The Evangelical Left’s penetration of American evangelical culture accelerated with Sojourners chief Jim Wallis’s high profile appearance at the annual “Lifest” Christian music festival in Oshkosh, Wisconsin earlier this month.
Previously non-political and devoted to inspirational music and spiritual lectures for tens of thousands of American heartland Christians, Lifest seems to have crossed the threshold into the Evangelical Left orbit with Wallis’s entrance. Adding to the leftward slant was the less high profile but still significant appearance of anti-American pacifist preacher Shane Claiborne, a popular “urban monastic” who sinisterly equates America with ancient Babylon, the Roman Empire, and the Third Reich. (See my assistant Connor Ewing’s onsite report.)
Of course, Wallis loved the “firestorm” he generated. For the benefit of his supporters afterwards, he recalled: “A local Christian radio station, which had always supported Lifest, and a local pastor started circulating attacks against me, suggesting that I was a communist, a deceiver, and, worst of all, an adviser to Barack Obama.” According to Wallis, he was excoriated as an “avowed Marxist” who posed “spiritual peril” to evangelical young people. He ascribed some of this rhetoric to his favorite critic and bête noire, Glenn Beck.
Ostensibly, Lifest faced “intimidation” unless it cancelled Jim Wallis. So, America’s most prominent Religious Left prophet courageously confronted his main accuser directly, just like Elijah facing Ahab. He phoned the president of the Christian radio station that was urging Wallis’s cancellation. Reassuringly, as Wallis told it, he described to the recalcitrant bourgeois evangelical how he, Wallis, had “worked with the Obama administration” to protect religious freedom in hiring by government funded religious groups, had fought to preserve prohibitions against government funding of abortion, and was impartially advocating a two state solution in the Middle East that would benefit Palestinian Christians.
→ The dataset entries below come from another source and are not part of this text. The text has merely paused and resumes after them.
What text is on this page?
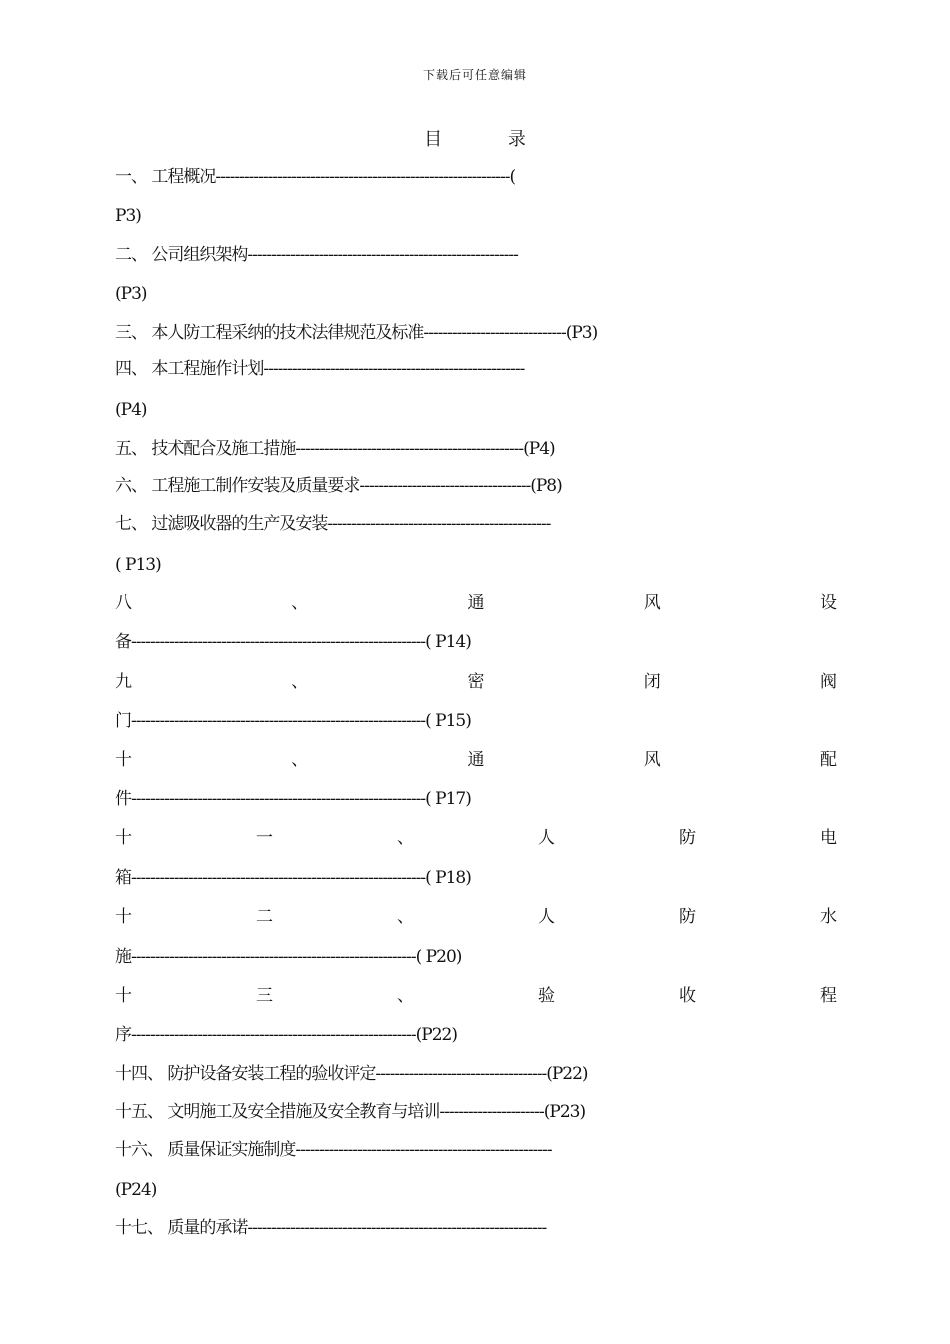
下载后可任意编辑
目 录
一、 工程概况--------------------------------------------------------------(
P3)
二、 公司组织架构---------------------------------------------------------
(P3)
三、 本人防工程采纳的技术法律规范及标准------------------------------(P3)
四、 本工程施作计划-------------------------------------------------------
(P4)
五、 技术配合及施工措施------------------------------------------------(P4)
六、 工程施工制作安装及质量要求------------------------------------(P8)
七、 过滤吸收器的生产及安装-----------------------------------------------
( P13)
八	、	通	风	设
备--------------------------------------------------------------( P14)
九	、	密	闭	阀
门--------------------------------------------------------------( P15)
十	、	通	风	配
件--------------------------------------------------------------( P17)
十	一	、	人	防	电
箱--------------------------------------------------------------( P18)
十	二	、	人	防	水
施------------------------------------------------------------( P20)
十	三	、	验	收	程
序------------------------------------------------------------(P22)
十四、 防护设备安装工程的验收评定------------------------------------(P22)
十五、 文明施工及安全措施及安全教育与培训----------------------(P23)
十六、 质量保证实施制度------------------------------------------------------
(P24)
十七、 质量的承诺---------------------------------------------------------------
Evidently the radio chieftain would not retract his “wild and fabricated charges” against Wallis, despite Wallis’s direct application of cool reason. So the radio station boycotted the festival. The controversy and boycott amplified the spotlight for Wallis, predictably. And the Prophet arrived in Wisconsin under the scrutiny of television cameras and enveloped by “press interviews” and meetings with flocking supporters offering apologies for the backwardness of some reactionary Wisconsin evangelicals. ”Please come back again,” they purportedly pleaded to their Prophet.
Wallis’s talk at Lifest was “The Call to Jesus and his Kingdom of Justice,” reportedly arousing a “very enthusiastic response from the thousands of young people who were there — the crowd made even larger because of the controversy, of course.” Wallis recalled their cheers when he announced that “any gospel that isn’t good news to the poor is not the gospel of Jesus Christ.” He evidently did not more fully explain his view that the Gospel’s concern for the poor primarily entails the endless expansion of the welfare state, which is God’s primary instrument for the global salvation.